Lt. Tamatha Villar, who supervises the region’s deputies, says the open-door overtime program was launched after Saddlebrooke residents spoke up two years ago about a problem with burglaries and vandalism in the sprawling, upscale community of 3,500 homes.
She said that the outbreak of crime was tamped down but the permissive policy for racking up overtime to patrol the Saddlebrooke community continued long after the crime rate had leveled.
“Given our current economic status, the best decision economically was to suspend that detail,” Villar said of the continuing coverage.
The overtime program was canceled Dec. 1, less than a month after Sheriff Chris Vasquez was defeated in his bid for re-election. Chief Deputy Jeff Kirkham approached Villar and told her to shut it down, she said.
Kirkham did not return phone calls for comment on this story.
Sheriff-elect Paul Babeu said the overtime program has served as a political tool for Vasquez since he defeated competitor Bob Ingulli in 2006. The election showed that Vasquez’s popularity with voters lagged in the Saddlebrooke area and the overtime program put more deputies on the street in a region that is chronically understaffed, he said.
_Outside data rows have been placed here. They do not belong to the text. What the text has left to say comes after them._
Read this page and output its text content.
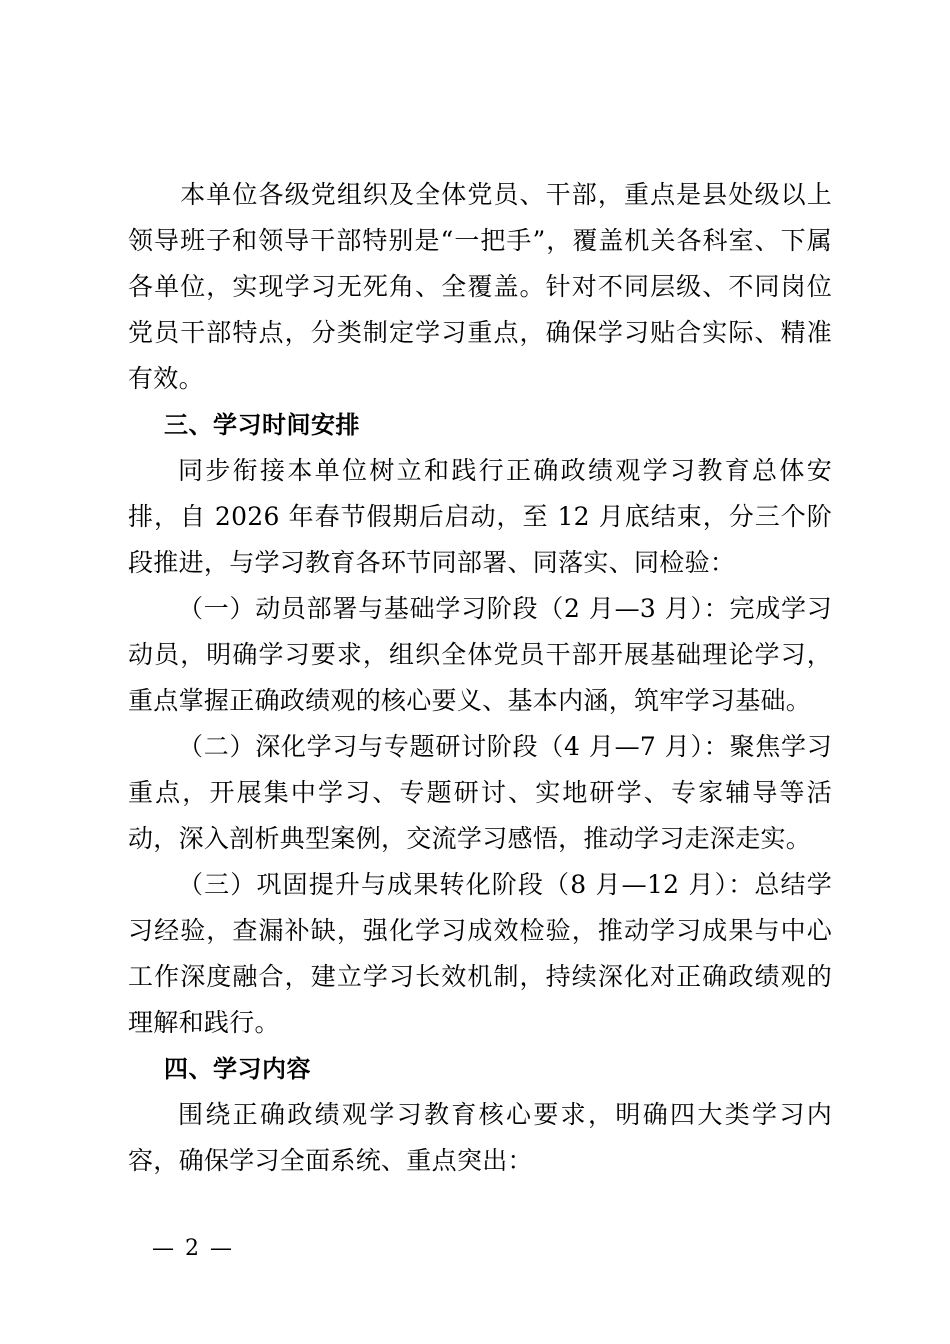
　　本单位各级党组织及全体党员、干部，重点是县处级以上领导班子和领导干部特别是“一把手”，覆盖机关各科室、下属各单位，实现学习无死角、全覆盖。针对不同层级、不同岗位党员干部特点，分类制定学习重点，确保学习贴合实际、精准有效。

三、学习时间安排

同步衔接本单位树立和践行正确政绩观学习教育总体安排，自 2026 年春节假期后启动，至 12 月底结束，分三个阶段推进，与学习教育各环节同部署、同落实、同检验：

（一）动员部署与基础学习阶段（2 月—3 月）：完成学习动员，明确学习要求，组织全体党员干部开展基础理论学习，重点掌握正确政绩观的核心要义、基本内涵，筑牢学习基础。

（二）深化学习与专题研讨阶段（4 月—7 月）：聚焦学习重点，开展集中学习、专题研讨、实地研学、专家辅导等活动，深入剖析典型案例，交流学习感悟，推动学习走深走实。

（三）巩固提升与成果转化阶段（8 月—12 月）：总结学习经验，查漏补缺，强化学习成效检验，推动学习成果与中心工作深度融合，建立学习长效机制，持续深化对正确政绩观的理解和践行。

四、学习内容

围绕正确政绩观学习教育核心要求，明确四大类学习内容，确保学习全面系统、重点突出：

— 2 —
Vasquez’s program was considered a success by the community, Villar said. Officers in the Saddlebrooke substation have received thanks from satisfied residents who previously didn’t have the Pinal County Sheriff’s Office on their radar.
However, Babeu said the program was easily manipulated, expensive and one of the top financial problems to solve in a department he will head at the beginning of the year.
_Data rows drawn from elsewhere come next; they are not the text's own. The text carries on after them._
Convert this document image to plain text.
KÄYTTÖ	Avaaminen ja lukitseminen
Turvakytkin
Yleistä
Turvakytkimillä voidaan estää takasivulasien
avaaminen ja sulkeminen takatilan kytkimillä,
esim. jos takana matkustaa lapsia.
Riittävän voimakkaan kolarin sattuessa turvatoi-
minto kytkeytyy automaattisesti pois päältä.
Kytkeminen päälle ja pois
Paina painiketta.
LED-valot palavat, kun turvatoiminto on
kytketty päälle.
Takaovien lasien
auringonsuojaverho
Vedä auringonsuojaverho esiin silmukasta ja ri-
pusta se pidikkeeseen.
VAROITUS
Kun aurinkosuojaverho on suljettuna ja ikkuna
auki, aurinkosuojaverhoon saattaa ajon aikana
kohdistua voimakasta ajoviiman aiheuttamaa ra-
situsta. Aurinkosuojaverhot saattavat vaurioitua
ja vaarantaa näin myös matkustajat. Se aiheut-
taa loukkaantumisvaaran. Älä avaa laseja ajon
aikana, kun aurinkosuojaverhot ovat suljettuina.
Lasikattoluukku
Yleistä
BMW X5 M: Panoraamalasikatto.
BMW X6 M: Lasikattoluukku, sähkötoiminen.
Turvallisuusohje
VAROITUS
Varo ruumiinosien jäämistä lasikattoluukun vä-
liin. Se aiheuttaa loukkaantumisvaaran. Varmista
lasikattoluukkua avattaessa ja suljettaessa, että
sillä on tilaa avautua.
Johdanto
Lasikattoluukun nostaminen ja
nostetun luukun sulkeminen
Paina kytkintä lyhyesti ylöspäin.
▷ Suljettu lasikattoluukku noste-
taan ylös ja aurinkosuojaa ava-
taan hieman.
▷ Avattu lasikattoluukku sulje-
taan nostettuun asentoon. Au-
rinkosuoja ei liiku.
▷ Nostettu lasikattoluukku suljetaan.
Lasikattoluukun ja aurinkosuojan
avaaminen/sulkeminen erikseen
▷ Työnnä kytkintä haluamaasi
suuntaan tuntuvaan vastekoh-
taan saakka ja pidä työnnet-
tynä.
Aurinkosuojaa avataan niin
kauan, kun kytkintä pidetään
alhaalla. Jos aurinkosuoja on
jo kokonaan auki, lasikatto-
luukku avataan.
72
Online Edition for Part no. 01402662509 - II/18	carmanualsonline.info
“Clearly to have this program run all the way through the election was a mismanagement of resources and of taxpayer money,” he said. “That’s obvious because they ended it on Dec. 1.”
Region 2, which covers the communities of Saddlebrooke, San Manuel, Kearny, Dudleyville and Eagle Crest, has fewer deputies than the three other regions in the county.
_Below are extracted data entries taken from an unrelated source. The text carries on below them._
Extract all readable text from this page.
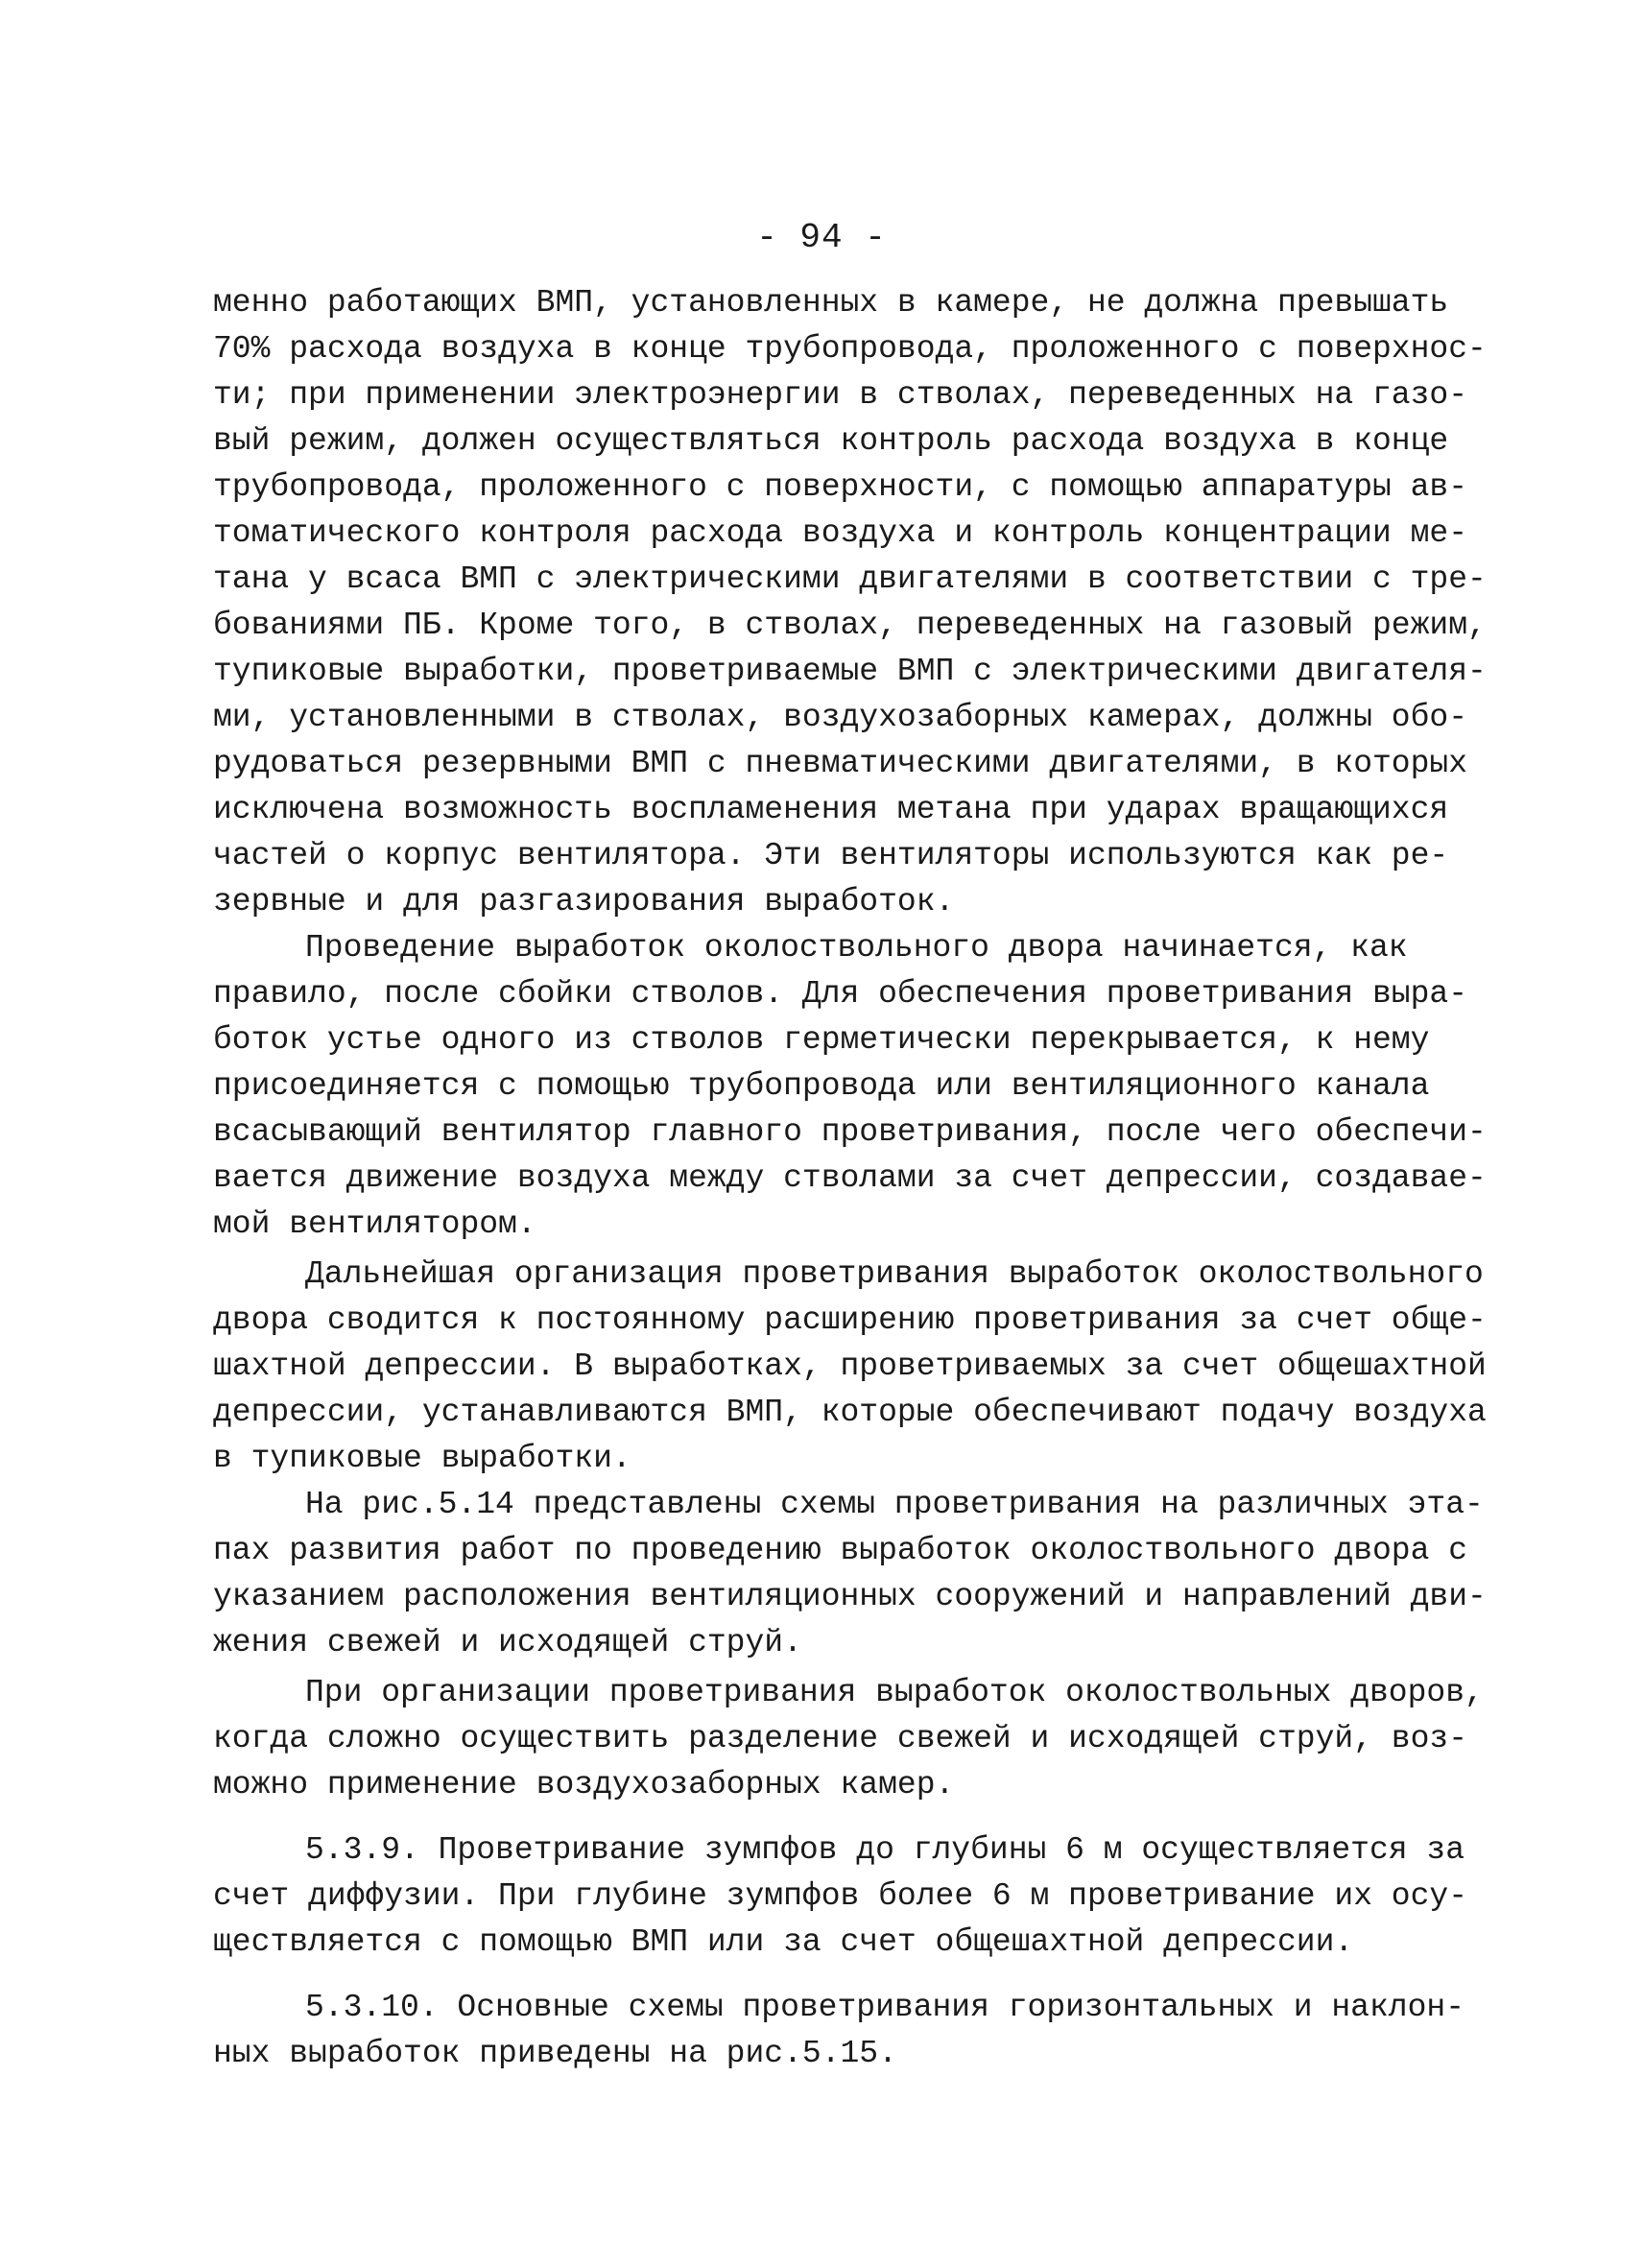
- 94 -
менно работающих ВМП, установленных в камере, не должна превышать
70% расхода воздуха в конце трубопровода, проложенного с поверхнос-
ти; при применении электроэнергии в стволах, переведенных на газо-
вый режим, должен осуществляться контроль расхода воздуха в конце
трубопровода, проложенного с поверхности, с помощью аппаратуры ав-
томатического контроля расхода воздуха и контроль концентрации ме-
тана у всаса ВМП с электрическими двигателями в соответствии с тре-
бованиями ПБ. Кроме того, в стволах, переведенных на газовый режим,
тупиковые выработки, проветриваемые ВМП с электрическими двигателя-
ми, установленными в стволах, воздухозаборных камерах, должны обо-
рудоваться резервными ВМП с пневматическими двигателями, в которых
исключена возможность воспламенения метана при ударах вращающихся
частей о корпус вентилятора. Эти вентиляторы используются как ре-
зервные и для разгазирования выработок.
Проведение выработок околоствольного двора начинается, как
правило, после сбойки стволов. Для обеспечения проветривания выра-
боток устье одного из стволов герметически перекрывается, к нему
присоединяется с помощью трубопровода или вентиляционного канала
всасывающий вентилятор главного проветривания, после чего обеспечи-
вается движение воздуха между стволами за счет депрессии, создавае-
мой вентилятором.
Дальнейшая организация проветривания выработок околоствольного
двора сводится к постоянному расширению проветривания за счет обще-
шахтной депрессии. В выработках, проветриваемых за счет общешахтной
депрессии, устанавливаются ВМП, которые обеспечивают подачу воздуха
в тупиковые выработки.
На рис.5.14 представлены схемы проветривания на различных эта-
пах развития работ по проведению выработок околоствольного двора с
указанием расположения вентиляционных сооружений и направлений дви-
жения свежей и исходящей струй.
При организации проветривания выработок околоствольных дворов,
когда сложно осуществить разделение свежей и исходящей струй, воз-
можно применение воздухозаборных камер.
5.3.9. Проветривание зумпфов до глубины 6 м осуществляется за
счет диффузии. При глубине зумпфов более 6 м проветривание их осу-
ществляется с помощью ВМП или за счет общешахтной депрессии.
5.3.10. Основные схемы проветривания горизонтальных и наклон-
ных выработок приведены на рис.5.15.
It is missing an entire patrol unit of approximately six deputies, Villar said. Before the program was suspended, the bare-bones staffing in the region allowed deputies from all over the county to patrol it by working overtime — which is equal to time-and-a half of their hourly wage. A Pinal County sheriff’s deputy makes between $48,000 and $62,000 annually, according to their Web site.
Vasquez defended his department’s decision to start the “high-intensity” patrol after Saddlebrooke residents were the victims of graffiti that damaged thousands of dollars worth of property.
“(Region 2 deputies) are being more proactive to ensure that crime does not increase over there,” Vasquez said. “We hit harder in the beginning and now we pulled back.”
The sheriff’s records indicate that the overtime hours were mostly spent to fill shifts left empty because of a lack of deputies.
The other three regions spent at least twice as much as Region 2 on “active” overtime that required deputies to stay on for serious law enforcement issues, such as killings, rape and other violent crimes, the documents show.
Vasquez’s region model is designed to cover large areas, which can no longer work for the county because of its booming population, Babeu said. As the region’s deputies are burdened with the requirement of being first responders to all emergencies over a larger area with a smaller staff, Region Two deserves a new format, according to Babeu. Region 2 is vast, covering more than 1,700 square miles. A restructuring could drastically reduce the need for excessive overtime, Babeu said.
“It provided tens of thousands of dollars to deputies at a time when our government has less money and citizens are looking to pay their bills and eke out a living,” he said.